Ainsi pris à partie, le commissaire Raï Duku dégoupille son téléphone interne et se met à jacter dans sa langue, que tu croirais qu’il joue du xylophone, tant tellement il en met un coup et que c’est percussionnant. Lorsque t’écoutes parler ces dialectes-là, tu te demandes s’ils comprennent vraiment ce qu’ils se disent, les usagers, ou s’ils font juste semblant, pour laisser croire des choses. Prolixe, le mec ! Les minutes passent et ils continuent d’en casser à la vitesse d’un écureuil grignotant des noisettes. Par les fenêtres fermées, à cause de l’air conditionné, on perçoit la féroce rumeur de la ville, et ses gaz d’échappement composent une sorte d’immense fumerole qui tourbillonne dans le ciel bleu comme la vapeur d’un étron frais pondu (poésie pas morte).

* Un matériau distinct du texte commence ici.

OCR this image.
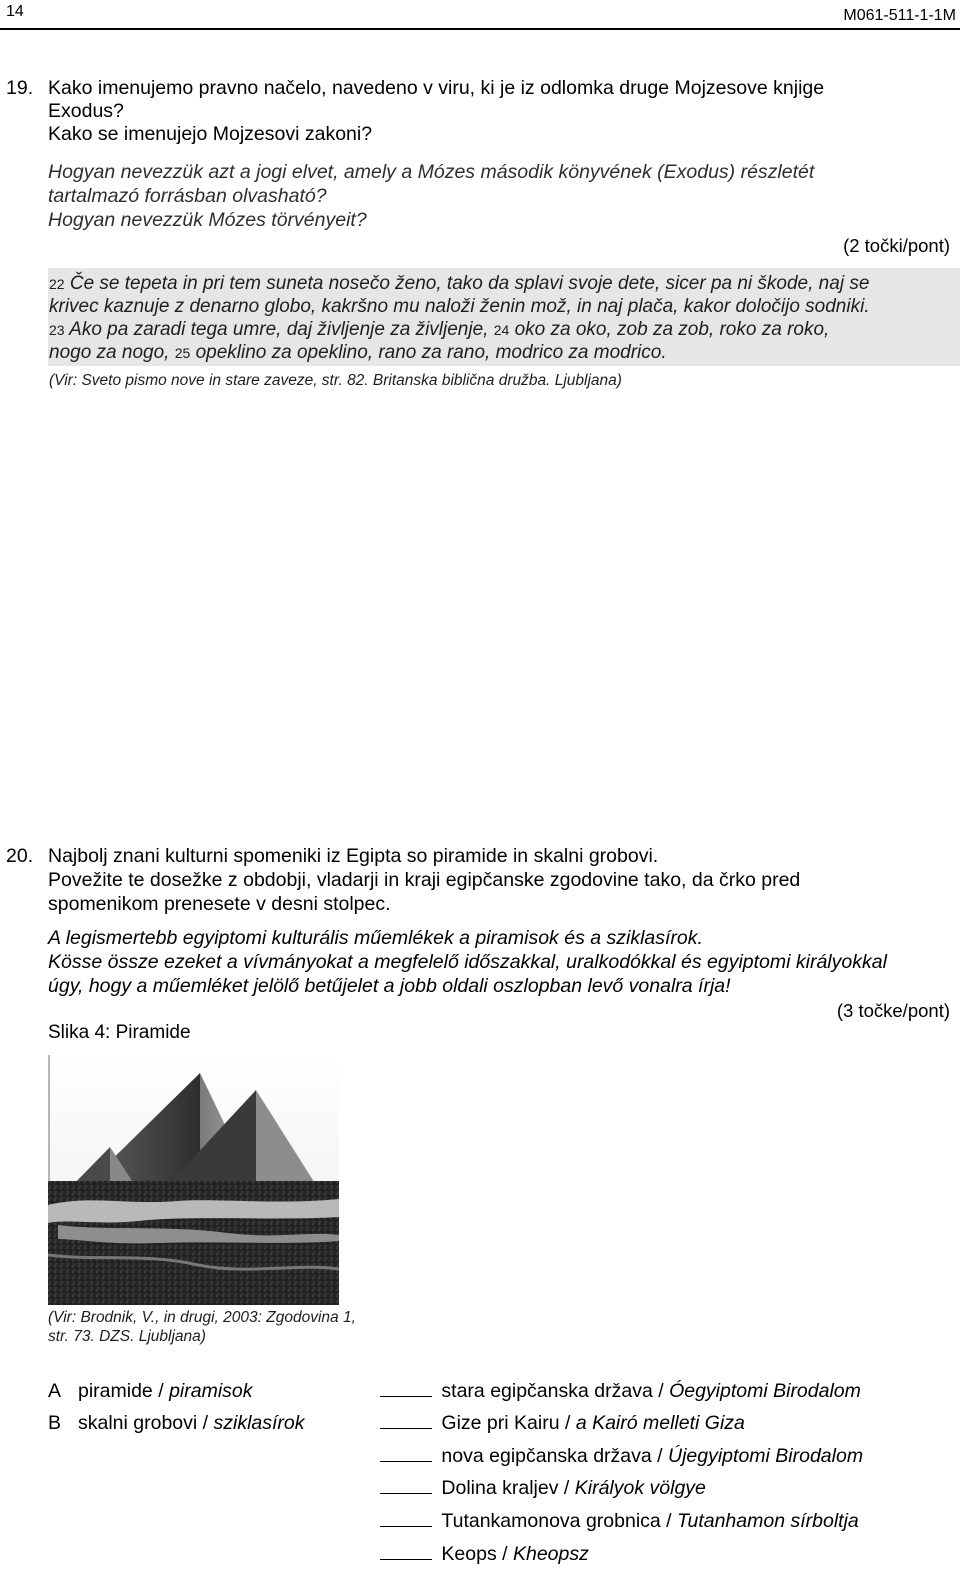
14	M061-511-1-1M
19. Kako imenujemo pravno načelo, navedeno v viru, ki je iz odlomka druge Mojzesove knjige
Exodus?
Kako se imenujejo Mojzesovi zakoni?
Hogyan nevezzük azt a jogi elvet, amely a Mózes második könyvének (Exodus) részletét
tartalmazó forrásban olvasható?
Hogyan nevezzük Mózes törvényeit?
(2 točki/pont)
22 Če se tepeta in pri tem suneta nosečo ženo, tako da splavi svoje dete, sicer pa ni škode, naj se
krivec kaznuje z denarno globo, kakršno mu naloži ženin mož, in naj plača, kakor določijo sodniki.
23 Ako pa zaradi tega umre, daj življenje za življenje, 24 oko za oko, zob za zob, roko za roko,
nogo za nogo, 25 opeklino za opeklino, rano za rano, modrico za modrico.
(Vir: Sveto pismo nove in stare zaveze, str. 82. Britanska biblična družba. Ljubljana)
20. Najbolj znani kulturni spomeniki iz Egipta so piramide in skalni grobovi.
Povežite te dosežke z obdobji, vladarji in kraji egipčanske zgodovine tako, da črko pred
spomenikom prenesete v desni stolpec.
A legismertebb egyiptomi kulturális műemlékek a piramisok és a sziklasírok.
Kösse össze ezeket a vívmányokat a megfelelő időszakkal, uralkodókkal és egyiptomi királyokkal
úgy, hogy a műemléket jelölő betűjelet a jobb oldali oszlopban levő vonalra írja!
(3 točke/pont)
Slika 4: Piramide
(Vir: Brodnik, V., in drugi, 2003: Zgodovina 1,
str. 73. DZS. Ljubljana)
A piramide / piramisok
B skalni grobovi / sziklasírok
stara egipčanska država / Óegyiptomi Birodalom
Gize pri Kairu / a Kairó melleti Giza
nova egipčanska država / Újegyiptomi Birodalom
Dolina kraljev / Királyok völgye
Tutankamonova grobnica / Tutanhamon sírboltja
Keops / Kheopsz
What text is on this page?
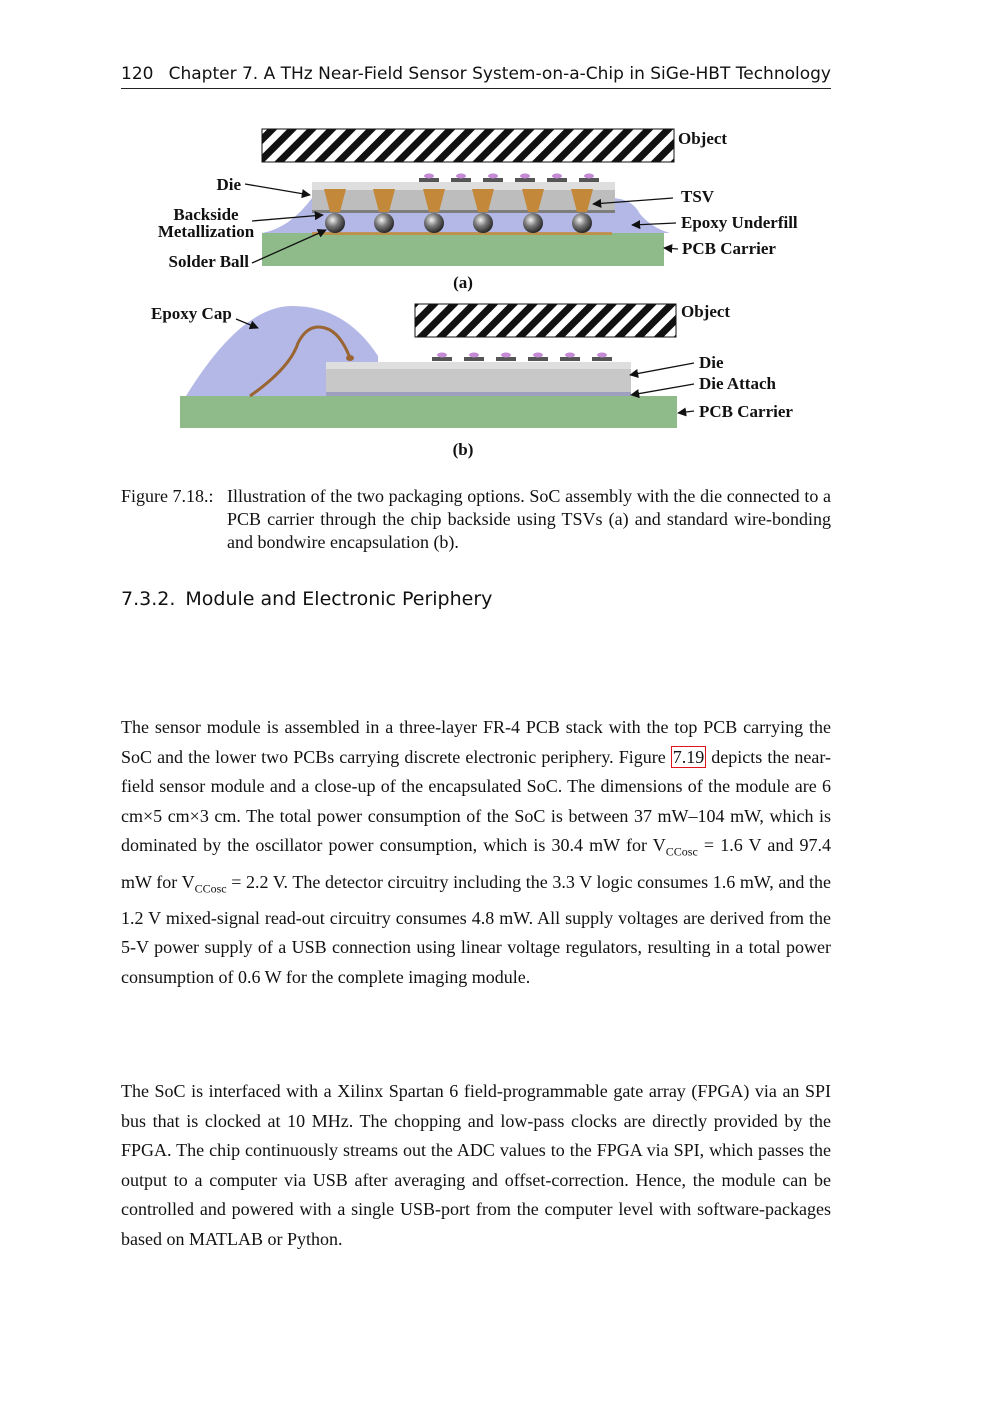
120 Chapter 7. A THz Near-Field Sensor System-on-a-Chip in SiGe-HBT Technology
Object
Die
Backside
Metallization
Solder Ball
TSV
Epoxy Underfill
PCB Carrier
(a)
Epoxy Cap	Object
Die
Die Attach
PCB Carrier
(b)
Figure 7.18.: Illustration of the two packaging options. SoC assembly with the die connected to a PCB carrier through the chip backside using TSVs (a) and standard wire-bonding and bondwire encapsulation (b).
7.3.2. Module and Electronic Periphery

The sensor module is assembled in a three-layer FR-4 PCB stack with the top PCB carrying the SoC and the lower two PCBs carrying discrete electronic periphery. Figure 7.19 depicts the near-field sensor module and a close-up of the encapsulated SoC. The dimensions of the module are 6 cm×5 cm×3 cm. The total power consumption of the SoC is between 37 mW–104 mW, which is dominated by the oscillator power consumption, which is 30.4 mW for $V_{CCosc} = 1.6$ V and 97.4 mW for $V_{CCosc} = 2.2$ V. The detector circuitry including the 3.3 V logic consumes 1.6 mW, and the 1.2 V mixed-signal read-out circuitry consumes 4.8 mW. All supply voltages are derived from the 5-V power supply of a USB connection using linear voltage regulators, resulting in a total power consumption of 0.6 W for the complete imaging module.

The SoC is interfaced with a Xilinx Spartan 6 field-programmable gate array (FPGA) via an SPI bus that is clocked at 10 MHz. The chopping and low-pass clocks are directly provided by the FPGA. The chip continuously streams out the ADC values to the FPGA via SPI, which passes the output to a computer via USB after averaging and offset-correction. Hence, the module can be controlled and powered with a single USB-port from the computer level with software-packages based on MATLAB or Python.
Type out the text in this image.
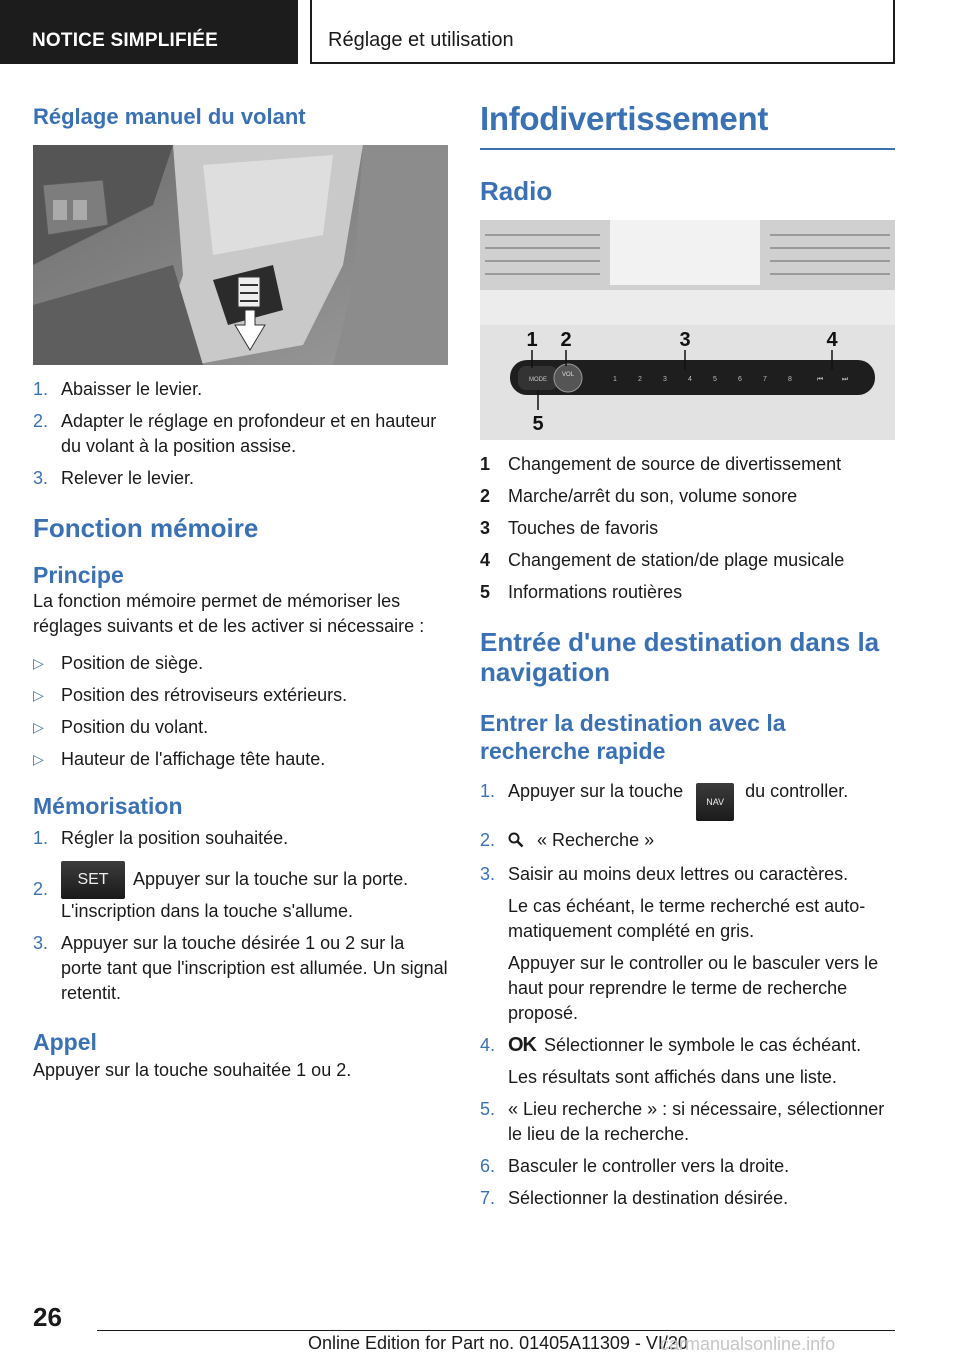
NOTICE SIMPLIFIÉE	Réglage et utilisation
Réglage manuel du volant
1. Abaisser le levier.
2. Adapter le réglage en profondeur et en hauteur du volant à la position assise.
3. Relever le levier.
Fonction mémoire
Principe

La fonction mémoire permet de mémoriser les réglages suivants et de les activer si nécessaire :

▷ Position de siège.
▷ Position des rétroviseurs extérieurs.
▷ Position du volant.
▷ Hauteur de l'affichage tête haute.
Mémorisation
1. Régler la position souhaitée.
2. SET Appuyer sur la touche sur la porte. L'inscription dans la touche s'allume.
3. Appuyer sur la touche désirée 1 ou 2 sur la porte tant que l'inscription est allumée. Un signal retentit.
Appel

Appuyer sur la touche souhaitée 1 ou 2.

Infodivertissement
Radio
MODE
VOL
1	2	3	4	5	6	7	8	⏮	⏭
1 2	3	4
5
1 Changement de source de divertissement
2 Marche/arrêt du son, volume sonore
3 Touches de favoris
4 Changement de station/de plage musicale
5 Informations routières
Entrée d'une destination dans la navigation
Entrer la destination avec la recherche rapide
1. Appuyer sur la touche NAV du controller.
2. « Recherche »
3. Saisir au moins deux lettres ou caractères.
Le cas échéant, le terme recherché est automatiquement complété en gris.
Appuyer sur le controller ou le basculer vers le haut pour reprendre le terme de recherche proposé.
4. OK Sélectionner le symbole le cas échéant.
Les résultats sont affichés dans une liste.
5. « Lieu recherche » : si nécessaire, sélectionner le lieu de la recherche.
6. Basculer le controller vers la droite.
7. Sélectionner la destination désirée.
26
Online Edition for Part no. 01405A11309 - VI/20
carmanualsonline.info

Béru a quitté son pantalon puissamment troué par le ressort du bahut et, l’ayant étalé sur ses genoux, entreprend de colmater la voie d’eau à l’aide de trombones chipés sur le burlingue de notre honorable collègue. Il use des délicates agrafes comme de points de suture, en perce l’étoffe, pour confectionner pénélopement une sorte de « V » métallique. Dans les couloirs ça jacasse en thaï, voire en chinois. Je repense à la fabrique Laguêpe, là-bas, en plein naufrage, avec à sa barre, stoïque, le brave Alphonse Dadet dépecé par les banquiers aux dents rouges. Et je revois la mégère Clarisse Clarance, dont le regard jetait des éclairs comme dans un mauvais contact électrique. Et puis ce grand glandu de Jean-Michel, pilier de bar, tombeur de filles à l’horizontale… Drôle d’environnement pour un vieux battant comme on m’a dépeint Victor Héatravaire. Une vie conquise de haute lutte. Belle situasse, tout ça… Et puis l’écroulement, l’édifice qui part en sucette. Gravats, comptes en rouge, chômage. Ces dames qui remplacent le slip par un kleenex, les dégueulasses, merde ! Qu’on devrait en revenir à l’onanisme quand on évoque des machins pareils, moi je dis, et je suis de mon avis ! Le moment que choisit le père Victor pour partir visiter l’Extrêmorient, ce nœud ! Au lieu de tenter l’impossible pour renflouer le barlu, liquider au moins en douceur les ruines de son petit empire !
Raï Duku a enfin raccroché que je rêve encore. Et Béru rapetasse son futiau. Notre confrère le considère sans étonnement outremesuré, pensant que ça se passe probably ainsi dans la police françouaise, une et indivisible.
— Le chef inspecteur Wat Chiê va venir avec le dossier, annonce-t-il, c’est lui qui s’est occupé de l’affaire ; mais ne vous attendez pas à des choses positives car son enquête n’a rien donné. Il semble que votre compatriote s’est volatilisé en quittant l’aéroport.
Il nous propose un jus de fruits. Nous déclinons. Derrière lui, sur une console, y a un bouddha méditant (jambes croisées, mains posées sur les genoux, paumes tournées vers le ciel). A son côté, une peinture pareille à un dégueulis d’après banquet chinois, représente le roi Raba Tonfrok Ier, en tenue de couronnement, sur un éléphant blanc gancé d’or.